Ah, our braggadocious banger. Oxy's giving you all the NYC attitude you could ask for in one song. The history of this song is vast in our archives as it's been rewritten so many times. Originally the song "Vision," then "Green Vision," and then multiple iterations of that version until we got to the one you hear now. We started writing the song, picked the best parts and then continued that until it became what it is. A perfect intersection of rock and new age hip-hop combined.


Produced by John Feldman and Zach Jones. Featuring Jason Aalon Butler of Fever 333. Need we say more? Being in the studio with everyone felt like the Legion of Doom's first meeting on how we're going to take over the world. This song is an anthem for the people who refuse to be boxed in by society's status quo. For the individual who fights to stand up and stand out. The definition of the undefined. Repping New York till we die while giving you the biggest soaring hook we could imagine. Everything for us just clicked in the studio and you could tell how much fun and energy went into making this track. Bars for days, a stadium chorus and Jason screaming his goddamn head off. What more could you want in a song to break the furniture in your living room to?

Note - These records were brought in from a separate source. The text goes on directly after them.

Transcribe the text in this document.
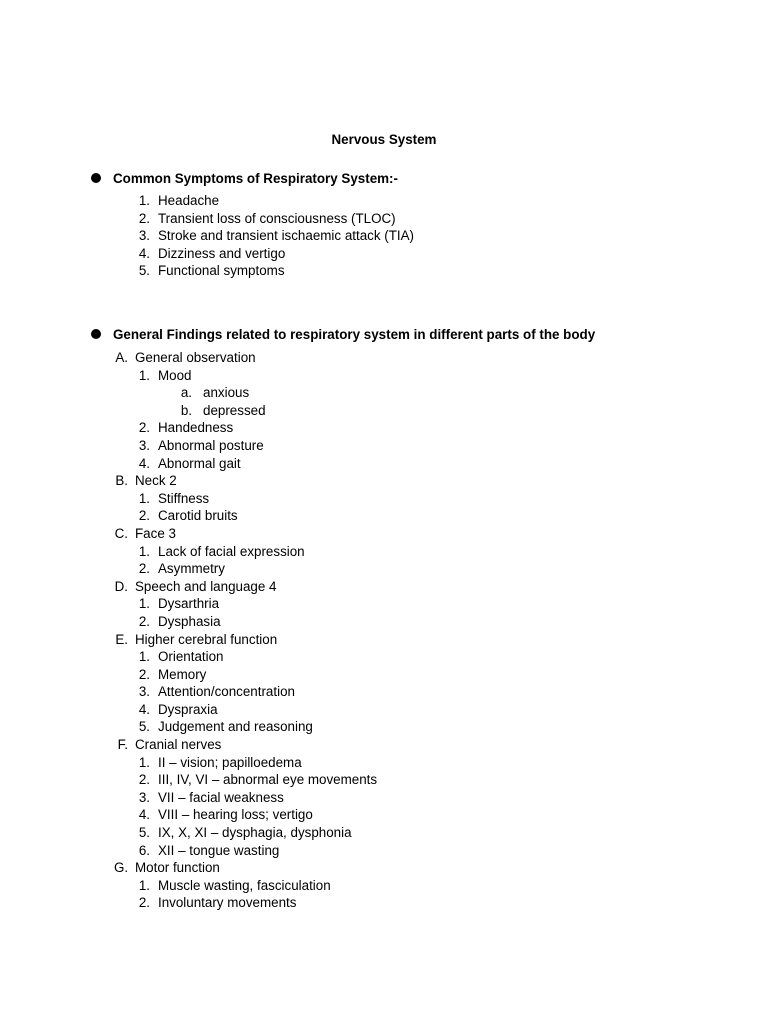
Nervous System
Common Symptoms of Respiratory System:-
1. Headache
2. Transient loss of consciousness (TLOC)
3. Stroke and transient ischaemic attack (TIA)
4. Dizziness and vertigo
5. Functional symptoms
General Findings related to respiratory system in different parts of the body
A. General observation
1. Mood
a. anxious
b. depressed
2. Handedness
3. Abnormal posture
4. Abnormal gait
B. Neck 2
1. Stiffness
2. Carotid bruits
C. Face 3
1. Lack of facial expression
2. Asymmetry
D. Speech and language 4
1. Dysarthria
2. Dysphasia
E. Higher cerebral function
1. Orientation
2. Memory
3. Attention/concentration
4. Dyspraxia
5. Judgement and reasoning
F. Cranial nerves
1. II – vision; papilloedema
2. III, IV, VI – abnormal eye movements
3. VII – facial weakness
4. VIII – hearing loss; vertigo
5. IX, X, XI – dysphagia, dysphonia
6. XII – tongue wasting
G. Motor function
1. Muscle wasting, fasciculation
2. Involuntary movements
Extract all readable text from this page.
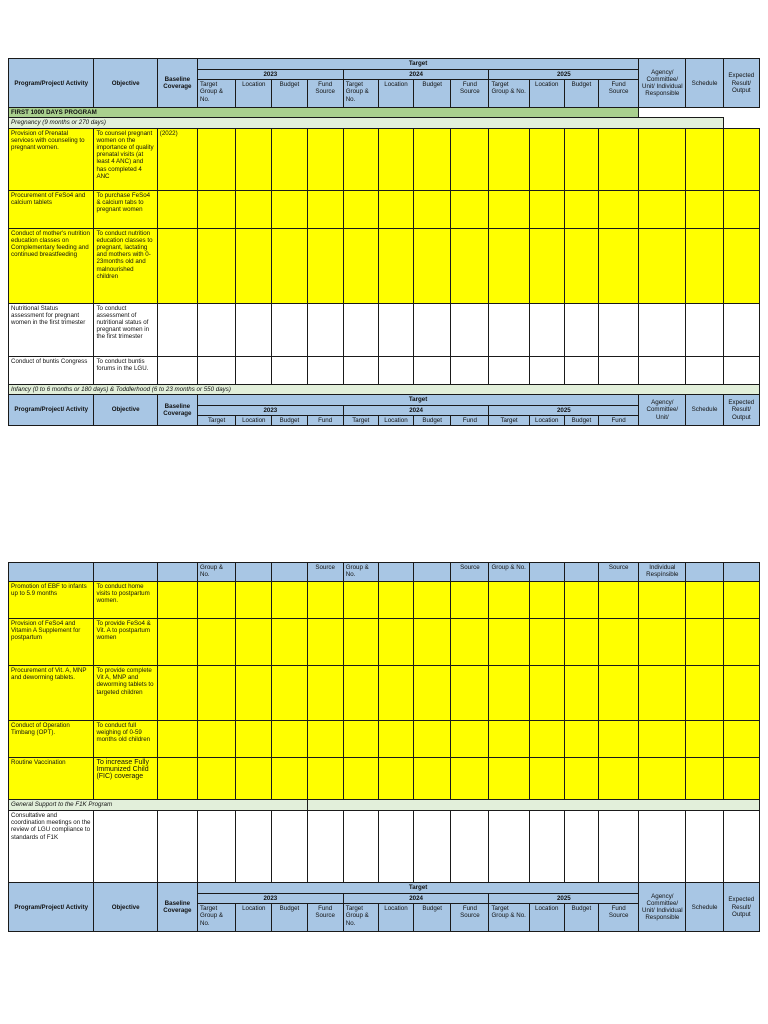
Program/Project/ Activity	Objective	Baseline Coverage	Target												Agency/ Committee/ Unit/ Individual Responsible	Schedule	Expected Result/ Output
			2023				2024				2025						
			Target Group & No.	Location	Budget	Fund Source	Target Group & No.	Location	Budget	Fund Source	Target Group & No.	Location	Budget	Fund Source			
FIRST 1000 DAYS PROGRAM																	
Pregnancy (9 months or 270 days)																	
Provision of Prenatal services with counseling to pregnant women.	To counsel pregnant women on the importance of quality prenatal visits (at least 4 ANC) and has completed 4 ANC	(2022)															
Procurement of FeSo4 and calcium tablets	To purchase FeSo4 & calcium tabs to pregnant women																
Conduct of mother's nutrition education classes on Complementary feeding and continued breastfeeding	To conduct nutrition education classes to pregnant, lactating and mothers with 0-23months old and malnourished children																
Nutritional Status assessment for pregnant women in the first trimester	To conduct assessment of nutritional status of pregnant women in the first trimester																
Conduct of buntis Congress	To conduct buntis forums in the LGU.																
Infancy (0 to 6 months or 180 days) & Toddlerhood (6 to 23 months or 550 days)																	
Program/Project/ Activity	Objective	Baseline Coverage	Target												Agency/ Committee/ Unit/	Schedule	Expected Result/ Output
			2023				2024				2025						
			Target	Location	Budget	Fund	Target	Location	Budget	Fund	Target	Location	Budget	Fund			
			Group & No.			Source	Group & No.			Source	Group & No.			Source	Individual Respínsible		
Promotion of EBF to infants up to 5.9 months	To conduct home visits to postpartum women.																
Provision of FeSo4 and Vitamin A Supplement for postpartum	To provide FeSo4 & Vit. A to postpartum women																
Procurement of Vit. A, MNP and deworming tablets.	To provide complete Vit A, MNP and deworming tablets to targeted children																
Conduct of Operation Timbang (OPT).	To conduct full weighing of 0-59 months old children																
Routine Vaccination	To increase Fully Immunized Child (FIC) coverage																
General Support to the F1K Program																	
Consultative and coordination meetings on the review of LGU compliance to standards of F1K																	
Program/Project/ Activity	Objective	Baseline Coverage	Target												Agency/ Committee/ Unit/ Individual Responsible	Schedule	Expected Result/ Output
			2023				2024				2025						
			Target Group & No.	Location	Budget	Fund Source	Target Group & No.	Location	Budget	Fund Source	Target Group & No.	Location	Budget	Fund Source			
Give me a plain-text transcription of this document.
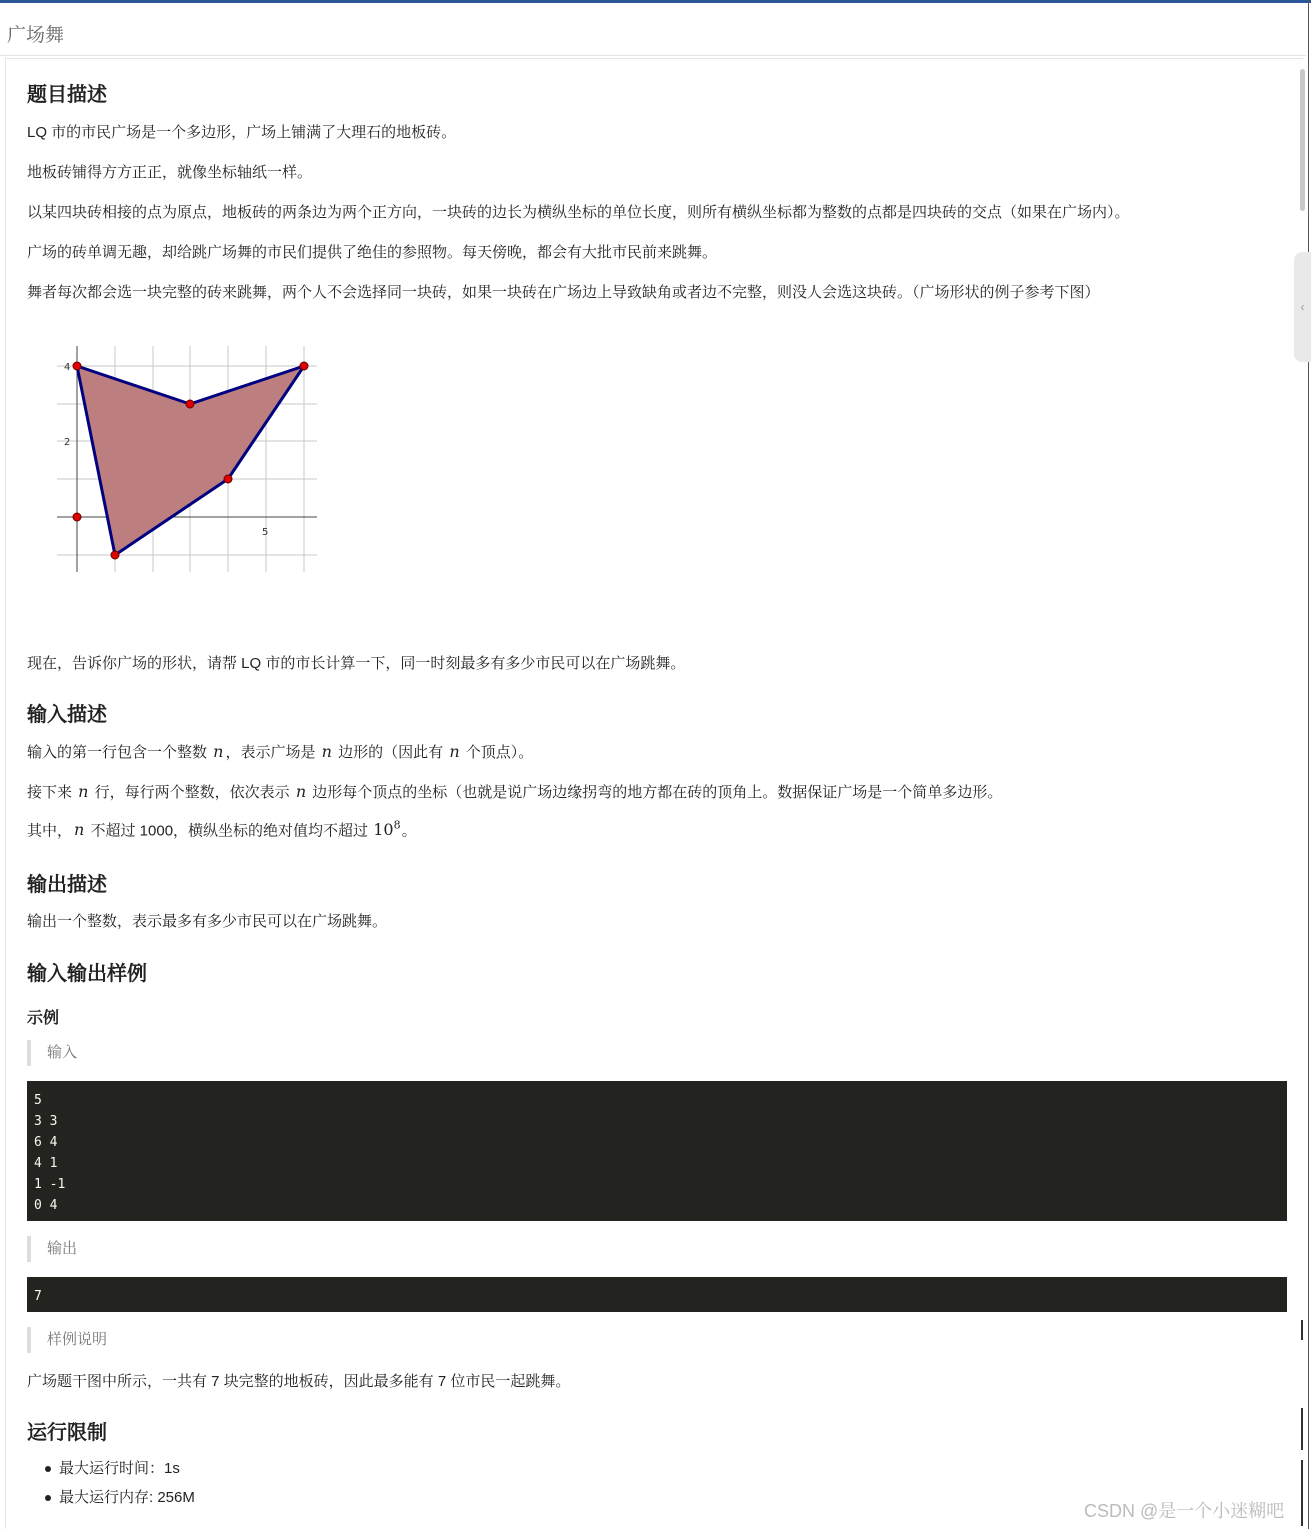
广场舞
‹
题目描述
LQ 市的市民广场是一个多边形，广场上铺满了大理石的地板砖。
地板砖铺得方方正正，就像坐标轴纸一样。
以某四块砖相接的点为原点，地板砖的两条边为两个正方向，一块砖的边长为横纵坐标的单位长度，则所有横纵坐标都为整数的点都是四块砖的交点（如果在广场内）。
广场的砖单调无趣，却给跳广场舞的市民们提供了绝佳的参照物。每天傍晚，都会有大批市民前来跳舞。
舞者每次都会选一块完整的砖来跳舞，两个人不会选择同一块砖，如果一块砖在广场边上导致缺角或者边不完整，则没人会选这块砖。（广场形状的例子参考下图）
4
2
5
现在，告诉你广场的形状，请帮 LQ 市的市长计算一下，同一时刻最多有多少市民可以在广场跳舞。
输入描述
输入的第一行包含一个整数 n ，表示广场是 n 边形的（因此有 n 个顶点）。
接下来 n 行，每行两个整数，依次表示 n 边形每个顶点的坐标（也就是说广场边缘拐弯的地方都在砖的顶角上。数据保证广场是一个简单多边形。
其中， n 不超过 1000，横纵坐标的绝对值均不超过 $10^8$。
输出描述
输出一个整数，表示最多有多少市民可以在广场跳舞。
输入输出样例
示例
输入
5
3 3
6 4
4 1
1 -1
0 4
输出
7
样例说明
广场题干图中所示，一共有 7 块完整的地板砖，因此最多能有 7 位市民一起跳舞。
运行限制
最大运行时间：1s
最大运行内存: 256M
CSDN @是一个小迷糊吧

Our ode to Nineties hip-hop and rock. In a world that so often punishes us for our skin, "Django" is a celebration of our melanin. Black and proud in its most organic form. Break beats, chopped and screwed samples, explosive drums, distorted guitar, and lyrical precision musically exemplifying exactly who we are in a single track. And for those who keep asking, yes, we are aware there is no "D" sound in "Django" according to the Quentin Tarantino movie. It just flowed better with the song, so eat it, haha.

"Ghost of Chuck Berry"

This track pays homage to one of the ancestors and founding fathers of rock & roll, Chuck Berry, who never fully received their flowers, even after death. There are clever lyrical references to Berry's song catalog — most notably the outro which consists of a nod to Berry's "Maybellene." Metaphors connecting hip-hop and rock icons like Nas and Lenny Kravitz seamlessly flowing over what we consider another perfect blending of the two genres. There are elements of metal, blues, and all sub-genres in between, but what stands out the most for us is the use of autotune. For most of the rock world, autotune is frowned upon as a vocal "cheat sheet," but for hip-hop it's a huge expression of the culture and texturally enhances a track. Merging the two only proves how they can not only be in the same space, but how fucking awesome they can sound when done right.

"Pretty People"

Co-written by Marc Orrell of the Dropkick Murphys, this is actually the first track we wrote for the EP. We wanted to give you fun, we wanted to give you punk, and of course, a guitar solo. This song is about being "othered" everywhere we go and the pressures we often feel to code switch — change our speech, appearance, and demeanor for all the "pretty people" in our industry. We leaned into the positive side of the musical expression to show just how truly happy we are being ourselves. Being free and true to yourself will always prevail over being/doing what's popular. Not to mention, Chris No. 2 of Anti-Flag rounding up the chorus vocals to make this a fucking anthem. Punk rock in its purest form.